Safa defendió las acciones del grupo como preventivas, alegando que sus líderes creían que Israel se preparaba para una nueva ofensiva contra Líbano con el objetivo de destruir a Hezbollah. Dijo que era el momento de “reconstruir una nueva ecuación” para restaurar la disuasión frente a Israel y negó que hubiera un acuerdo previo con Irán para entrar en guerra si Irán era atacado.

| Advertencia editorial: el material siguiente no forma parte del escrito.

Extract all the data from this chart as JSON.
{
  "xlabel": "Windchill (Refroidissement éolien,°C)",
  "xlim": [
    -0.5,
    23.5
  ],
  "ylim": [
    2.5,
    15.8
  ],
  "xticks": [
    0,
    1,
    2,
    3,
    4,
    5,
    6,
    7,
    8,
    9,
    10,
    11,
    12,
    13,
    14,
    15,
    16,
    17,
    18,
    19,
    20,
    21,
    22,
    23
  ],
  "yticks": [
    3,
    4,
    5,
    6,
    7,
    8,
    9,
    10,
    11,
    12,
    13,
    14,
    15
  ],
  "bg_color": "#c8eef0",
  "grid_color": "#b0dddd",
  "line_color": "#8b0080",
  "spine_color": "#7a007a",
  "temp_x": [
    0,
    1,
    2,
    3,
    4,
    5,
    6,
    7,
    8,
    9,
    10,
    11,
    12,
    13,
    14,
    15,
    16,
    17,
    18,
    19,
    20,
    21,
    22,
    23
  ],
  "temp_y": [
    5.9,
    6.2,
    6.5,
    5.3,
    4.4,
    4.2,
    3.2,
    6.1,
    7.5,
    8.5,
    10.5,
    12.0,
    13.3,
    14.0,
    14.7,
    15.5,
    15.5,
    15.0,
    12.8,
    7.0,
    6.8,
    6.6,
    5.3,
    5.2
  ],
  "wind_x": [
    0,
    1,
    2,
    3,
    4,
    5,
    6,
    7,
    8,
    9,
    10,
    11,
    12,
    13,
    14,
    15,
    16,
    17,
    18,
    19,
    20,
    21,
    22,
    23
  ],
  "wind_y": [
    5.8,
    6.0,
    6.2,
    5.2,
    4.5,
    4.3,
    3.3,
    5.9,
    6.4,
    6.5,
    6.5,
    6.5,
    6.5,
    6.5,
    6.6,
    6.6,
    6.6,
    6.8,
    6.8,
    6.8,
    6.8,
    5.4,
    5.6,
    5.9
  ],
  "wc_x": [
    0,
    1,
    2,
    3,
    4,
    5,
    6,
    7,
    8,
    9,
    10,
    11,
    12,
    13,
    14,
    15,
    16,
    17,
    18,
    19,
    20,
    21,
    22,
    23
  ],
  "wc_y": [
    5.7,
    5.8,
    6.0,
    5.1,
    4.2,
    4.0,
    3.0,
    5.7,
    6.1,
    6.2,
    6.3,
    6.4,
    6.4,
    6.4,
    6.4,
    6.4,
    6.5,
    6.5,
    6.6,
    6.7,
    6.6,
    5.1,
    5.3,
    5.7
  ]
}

Tras el alto el fuego mediado por Estados Unidos en noviembre de 2024, Israel mantuvo ataques casi diarios en Líbano con el propósito declarado de evitar el rearme de Hezbollah. Safa afirmó que el grupo busca impedir un retorno a ese statu quo.
“Miércoles negro”
Israel dijo que sus ataques del miércoles pasado causaron la muerte de más de 250 combatientes de Hezbollah; el Ministerio de Salud de Líbano informó de más de 350 fallecidos, entre ellos más de 100 mujeres y niños. Esa discrepancia plantea dudas sobre la atribución de las víctimas masculinas a miembros de Hezbollah.
Safa negó que miembros del liderazgo de Hezbollah hubieran sido asesinados en Beirut, sosteniendo que quienes murieron en la capital eran civiles, aunque reconoció que combatientes del grupo habían fallecido en otras zonas. Israel afirmó que entre los muertos figuraban allegados y comandantes de alto rango de Hezbollah; Safa negó la muerte del secretario del líder Naim Kassem, aunque admitió que pudo haber sido un familiar.
También confirmó haber resultado herido en la guerra anterior contra Israel en 2024, tras ser blanco de ataques en Beirut, pero dijo haber sobrevivido.
Deterioro de las relaciones con el gobierno
La relación entre el gobierno libanés y Hezbollah —que además de milicia es un partido político con representación parlamentaria— se ha vuelto cada vez más tensa. El gobierno aprobó el año pasado un plan para retirar armas no estatales y declaró después que había avanzado en esa tarea al sur del río Litani, zona donde ahora combaten miembros de Hezbollah.
Tras el 2 de marzo, el gobierno llegó a declarar ilegal el brazo armado de Hezbollah. Safa dijo que el grupo no mantiene diálogo directo con el presidente Joseph Aoun ni con el primer ministro Nawaf Salam, y que sus comunicaciones se canalizan a través del presidente del Parlamento, Nabih Berri, líder del partido Amal y aliado de Hezbollah.
Afirmó que si se logra un alto el fuego y la retirada de tropas israelíes de Líbano, Hezbollah estaría dispuesto a negociar con el gobierno libanés sobre el futuro de sus armas, que, según él, son un asunto interno del país y no tienen relación con Israel o Estados Unidos.